Il 12 maggio 2018 è stato celebrato il ritorno definitivo dello strumento a Sansepolcro e con un’ iniziativa pubblica, alla presenza in qualità di relatore anche di un membro della Fondazione Puccini di Lucca, dopo un indimenticabile concerto operistico in Piazza Torre di Berta, lo Steinway Grancoda è stato riposto presso l’Auditorium di Santa Chiara.

Da allora, superate le limitazioni oggettive collegate alla recente fase pandemica, l’attenzione sulla storia del Pianoforte e la ricerca del passaggio di Puccini in Valtiberina sono riprese con interesse; si è rinsaldata, altresì, la collaborazione istituzionale con la Fondazione Puccini di Lucca che ha prospettato la possibilità di poter includere anche Sansepolcro tra le città che hanno accolto il grande musicista. Sono in corso, inoltre, progettazioni di varie iniziative candidate a essere inserite nell’importante calendario degli eventi celebrativi nel 2024 del Centenario della morte di Puccini.

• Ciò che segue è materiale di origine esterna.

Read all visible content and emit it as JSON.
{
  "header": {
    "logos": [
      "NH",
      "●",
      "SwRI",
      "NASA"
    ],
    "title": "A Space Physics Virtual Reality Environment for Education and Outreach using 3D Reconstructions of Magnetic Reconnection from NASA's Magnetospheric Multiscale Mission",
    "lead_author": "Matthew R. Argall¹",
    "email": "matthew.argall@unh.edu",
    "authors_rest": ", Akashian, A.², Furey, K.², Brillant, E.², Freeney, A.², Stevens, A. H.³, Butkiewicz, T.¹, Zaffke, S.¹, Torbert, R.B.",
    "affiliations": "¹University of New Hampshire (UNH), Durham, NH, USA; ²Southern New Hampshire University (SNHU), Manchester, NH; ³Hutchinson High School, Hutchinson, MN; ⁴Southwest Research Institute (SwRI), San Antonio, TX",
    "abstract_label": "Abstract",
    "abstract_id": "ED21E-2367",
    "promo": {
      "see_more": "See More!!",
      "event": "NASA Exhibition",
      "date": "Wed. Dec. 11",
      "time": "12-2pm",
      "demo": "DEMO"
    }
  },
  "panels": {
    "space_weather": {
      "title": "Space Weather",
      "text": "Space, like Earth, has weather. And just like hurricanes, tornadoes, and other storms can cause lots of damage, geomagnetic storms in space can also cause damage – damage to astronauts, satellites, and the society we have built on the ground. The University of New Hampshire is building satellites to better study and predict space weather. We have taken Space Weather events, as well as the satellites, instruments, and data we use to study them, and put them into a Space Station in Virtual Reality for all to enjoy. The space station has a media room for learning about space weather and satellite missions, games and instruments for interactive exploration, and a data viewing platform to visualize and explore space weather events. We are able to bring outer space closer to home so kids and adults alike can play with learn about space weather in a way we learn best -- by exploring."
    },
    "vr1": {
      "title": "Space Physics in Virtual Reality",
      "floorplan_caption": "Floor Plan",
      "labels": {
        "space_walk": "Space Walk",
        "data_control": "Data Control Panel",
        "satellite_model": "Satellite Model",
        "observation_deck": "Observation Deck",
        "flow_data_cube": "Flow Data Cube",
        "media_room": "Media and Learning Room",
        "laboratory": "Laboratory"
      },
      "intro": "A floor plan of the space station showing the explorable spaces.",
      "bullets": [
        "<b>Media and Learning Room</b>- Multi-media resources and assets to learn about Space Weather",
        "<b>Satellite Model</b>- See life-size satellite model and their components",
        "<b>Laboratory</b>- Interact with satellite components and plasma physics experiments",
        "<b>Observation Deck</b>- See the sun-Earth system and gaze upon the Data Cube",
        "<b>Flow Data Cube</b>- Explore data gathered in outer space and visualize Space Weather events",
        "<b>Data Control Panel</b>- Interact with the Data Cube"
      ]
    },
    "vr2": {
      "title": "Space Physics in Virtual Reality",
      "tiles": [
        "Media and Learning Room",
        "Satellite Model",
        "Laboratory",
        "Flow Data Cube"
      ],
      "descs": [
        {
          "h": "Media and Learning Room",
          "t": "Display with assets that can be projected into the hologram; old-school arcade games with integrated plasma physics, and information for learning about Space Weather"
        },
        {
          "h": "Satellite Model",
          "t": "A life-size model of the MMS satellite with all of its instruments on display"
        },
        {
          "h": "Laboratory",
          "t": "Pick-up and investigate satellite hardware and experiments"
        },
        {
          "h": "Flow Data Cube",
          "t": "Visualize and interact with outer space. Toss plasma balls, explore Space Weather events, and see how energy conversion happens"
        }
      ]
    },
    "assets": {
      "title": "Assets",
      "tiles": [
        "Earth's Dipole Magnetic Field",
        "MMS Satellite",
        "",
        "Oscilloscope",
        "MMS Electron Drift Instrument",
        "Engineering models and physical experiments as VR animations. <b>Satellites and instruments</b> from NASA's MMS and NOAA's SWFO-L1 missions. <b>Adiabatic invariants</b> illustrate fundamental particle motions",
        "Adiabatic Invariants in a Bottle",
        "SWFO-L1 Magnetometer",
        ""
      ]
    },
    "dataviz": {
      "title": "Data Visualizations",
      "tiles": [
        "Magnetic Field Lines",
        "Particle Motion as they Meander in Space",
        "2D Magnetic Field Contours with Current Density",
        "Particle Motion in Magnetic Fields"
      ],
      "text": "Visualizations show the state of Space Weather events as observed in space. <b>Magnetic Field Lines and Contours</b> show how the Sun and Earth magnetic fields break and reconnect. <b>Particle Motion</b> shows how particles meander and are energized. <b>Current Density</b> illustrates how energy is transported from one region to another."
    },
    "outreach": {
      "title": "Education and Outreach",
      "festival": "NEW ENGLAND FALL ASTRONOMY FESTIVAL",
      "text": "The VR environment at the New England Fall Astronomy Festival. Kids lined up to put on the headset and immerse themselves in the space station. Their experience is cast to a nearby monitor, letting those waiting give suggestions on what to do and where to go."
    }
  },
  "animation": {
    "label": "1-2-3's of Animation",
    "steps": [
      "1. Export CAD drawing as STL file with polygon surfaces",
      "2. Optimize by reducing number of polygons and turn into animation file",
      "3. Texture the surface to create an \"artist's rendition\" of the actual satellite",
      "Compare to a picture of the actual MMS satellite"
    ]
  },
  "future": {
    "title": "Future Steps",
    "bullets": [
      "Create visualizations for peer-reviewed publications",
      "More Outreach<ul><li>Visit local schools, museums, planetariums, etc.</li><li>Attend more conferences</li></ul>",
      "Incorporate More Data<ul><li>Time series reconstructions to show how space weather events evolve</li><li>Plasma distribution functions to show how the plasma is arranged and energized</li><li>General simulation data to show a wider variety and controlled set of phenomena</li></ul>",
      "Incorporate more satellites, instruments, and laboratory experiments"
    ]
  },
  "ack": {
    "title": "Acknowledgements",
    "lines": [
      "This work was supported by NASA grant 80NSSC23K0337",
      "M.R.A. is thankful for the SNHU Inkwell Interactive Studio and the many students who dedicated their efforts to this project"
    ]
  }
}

Qui si innesta ora il nuovo progetto: il 12 giugno scorso è stata costituita da alcuni fedeli e appassionati cultori valtiberini di musica operistica e della storia delle radici locali, l’Associazione Puccini and Friends in Valtiberina, con l’intento di sostenere e proseguire nelle tracce di Puccini anche la valorizzazione dello storico e prezioso pianoforte, affinchè l’intera comunità lo apprezzi, lo conservi e possa per tutti, in particolare per le generazioni future, diventare veicolo di promozione della cultura musicale e di conoscenza del patrimonio storico-artistico di cui il nostro territorio è da sempre fonte di vanto collettivo.